We are of opinion the writ should be allowed. The plaintiffs had an opportunity to amend prior to the appeal. This they declined to do, preferring to stand on the complaint as they had shaped it, and resort to the remedy of appeal from the judgment. This they tried, and the appeal was determined against them. It would be the height of injustice now to allow the plaintiffs, after trying the remedy by appeal, and having been cast on it, to do that which they had refused to do when it was submitted to their option. The judgment which they appealed from having been affirmed, there is an end of the litigation. The defendants having gained the suit in the course adopted by plaintiffs, the plaintiffs should not be allowed to turn round and say we should be allowed to try the course which they refused to adopt when it was in their power to adopt it. Such inconsistent action is likened to blowing hot and cold with the same breath, which a court of justice always discountenances and disallows. (Broom's Legal Maxims, Allegans contraria, etc., p. * 169.)

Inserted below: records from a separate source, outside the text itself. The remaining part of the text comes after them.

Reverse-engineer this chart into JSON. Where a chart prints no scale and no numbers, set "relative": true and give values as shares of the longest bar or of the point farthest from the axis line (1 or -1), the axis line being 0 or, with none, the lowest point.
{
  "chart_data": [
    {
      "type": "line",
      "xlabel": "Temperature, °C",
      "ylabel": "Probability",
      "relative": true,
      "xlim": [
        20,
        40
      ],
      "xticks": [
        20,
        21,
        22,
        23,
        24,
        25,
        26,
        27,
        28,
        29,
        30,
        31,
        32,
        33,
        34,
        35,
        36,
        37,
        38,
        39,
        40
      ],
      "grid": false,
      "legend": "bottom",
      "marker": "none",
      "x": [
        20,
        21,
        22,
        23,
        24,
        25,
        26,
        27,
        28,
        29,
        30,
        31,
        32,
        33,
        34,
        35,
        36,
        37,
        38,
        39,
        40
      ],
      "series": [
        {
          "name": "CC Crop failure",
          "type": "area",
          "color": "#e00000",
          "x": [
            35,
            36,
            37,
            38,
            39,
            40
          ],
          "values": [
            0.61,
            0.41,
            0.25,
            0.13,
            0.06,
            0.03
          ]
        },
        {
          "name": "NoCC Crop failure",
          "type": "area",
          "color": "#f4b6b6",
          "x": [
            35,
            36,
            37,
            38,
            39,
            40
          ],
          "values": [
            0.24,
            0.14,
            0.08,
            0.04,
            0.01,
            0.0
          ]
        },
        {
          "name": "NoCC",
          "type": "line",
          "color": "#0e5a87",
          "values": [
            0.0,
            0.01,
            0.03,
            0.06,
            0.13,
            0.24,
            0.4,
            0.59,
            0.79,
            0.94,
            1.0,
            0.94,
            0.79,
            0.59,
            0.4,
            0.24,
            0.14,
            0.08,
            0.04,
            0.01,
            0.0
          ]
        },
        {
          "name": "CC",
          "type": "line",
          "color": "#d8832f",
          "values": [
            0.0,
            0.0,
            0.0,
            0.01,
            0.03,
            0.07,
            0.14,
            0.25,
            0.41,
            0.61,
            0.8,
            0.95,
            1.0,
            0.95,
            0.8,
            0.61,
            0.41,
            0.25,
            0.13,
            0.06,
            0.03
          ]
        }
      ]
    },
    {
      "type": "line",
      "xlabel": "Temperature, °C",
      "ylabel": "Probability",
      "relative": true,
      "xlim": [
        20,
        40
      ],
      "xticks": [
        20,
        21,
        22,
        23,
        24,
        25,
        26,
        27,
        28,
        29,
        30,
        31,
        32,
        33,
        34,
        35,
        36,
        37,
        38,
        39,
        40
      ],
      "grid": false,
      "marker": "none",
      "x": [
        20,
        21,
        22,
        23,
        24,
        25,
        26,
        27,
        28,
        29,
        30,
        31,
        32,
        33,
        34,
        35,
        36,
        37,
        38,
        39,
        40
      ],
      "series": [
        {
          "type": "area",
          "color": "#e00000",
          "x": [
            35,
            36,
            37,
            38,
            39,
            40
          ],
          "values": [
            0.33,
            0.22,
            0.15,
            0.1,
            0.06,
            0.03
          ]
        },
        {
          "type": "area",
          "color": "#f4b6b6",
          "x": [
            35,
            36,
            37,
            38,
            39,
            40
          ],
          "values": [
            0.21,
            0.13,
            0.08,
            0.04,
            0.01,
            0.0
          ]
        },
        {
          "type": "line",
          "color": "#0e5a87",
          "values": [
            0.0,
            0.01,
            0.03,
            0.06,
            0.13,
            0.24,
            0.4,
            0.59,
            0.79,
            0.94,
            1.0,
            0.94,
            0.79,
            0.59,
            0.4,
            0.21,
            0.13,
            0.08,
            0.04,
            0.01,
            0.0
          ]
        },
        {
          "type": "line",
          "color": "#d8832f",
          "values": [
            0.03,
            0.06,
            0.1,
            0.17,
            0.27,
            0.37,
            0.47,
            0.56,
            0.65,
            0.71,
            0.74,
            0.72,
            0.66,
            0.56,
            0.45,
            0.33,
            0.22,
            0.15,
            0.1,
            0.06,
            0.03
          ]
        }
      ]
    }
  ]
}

It is said the order allowing the amendment is an appealable order. Conceding it is, we do not think the defendants should be put [10 P. 120] to the delay and expense of an appeal. This remedy, while it would be adequate, would not be speedy. (Merced M. Co. v. Fremont , 7 Cal. 130; S. C., 68 Am. Dec. 262.) The plaintiffs, under the state of facts above presented, should not be put to the delay of an appeal. The cause is a plain one, and we are convinced the court has no power or discretion after final judgment affirmed to vacate the judgment and allow an amendment to a complaint under the circumstances presented here. The judgment of this court on appeal has determined that there was no error in the record, and the parties and court a qua are alike concluded by it from vacating it and making another case for trial. The plaintiffs should not be thus allowed to speculate or gamble on remedies.
There is here a final judgment, and certainly the court could not allow an amendment to a complaint, when more than a year had elapsed since the final judgment was rendered and entered. Under such circumstances, an amendment is only allowed for clerical misprisions, when the means for making the amendment and the right to make it are furnished by the record itself of the case. (De Castro v. Richardson , 25 Cal. 49; Estate of Schroeder , 46 Cal. 316.) In other regards the court has no power to alter the record in any respect. It has then passed beyond the power of the court, or there could not be an end of the litigation.
There is no answer to the petition; therefore we have taken the facts as stated in the petition as admitted. And on these we are of opinion the writ should issue. It would be a hard case on defendants that a court should allow the affirmed judgment in an action to be vacated and a new case made by plaintiffs, after defendants, on the elected showing of plaintiffs, had won the suit. An amendment of the complaint would not then be in furtherance of justice, and amendments are only allowed in furtherance of justice. (Code Civ. Proc., sec. 473.)
It does not appear from the petition that a remittitur was ever sent down from this court to the court below, on the affirmation of the judgment. But this does not help the case of the respondents. While the appeal is pending, the court below certainly could not have jurisdiction to order an amendment to any pleading.
The writ must be allowed. So ordered.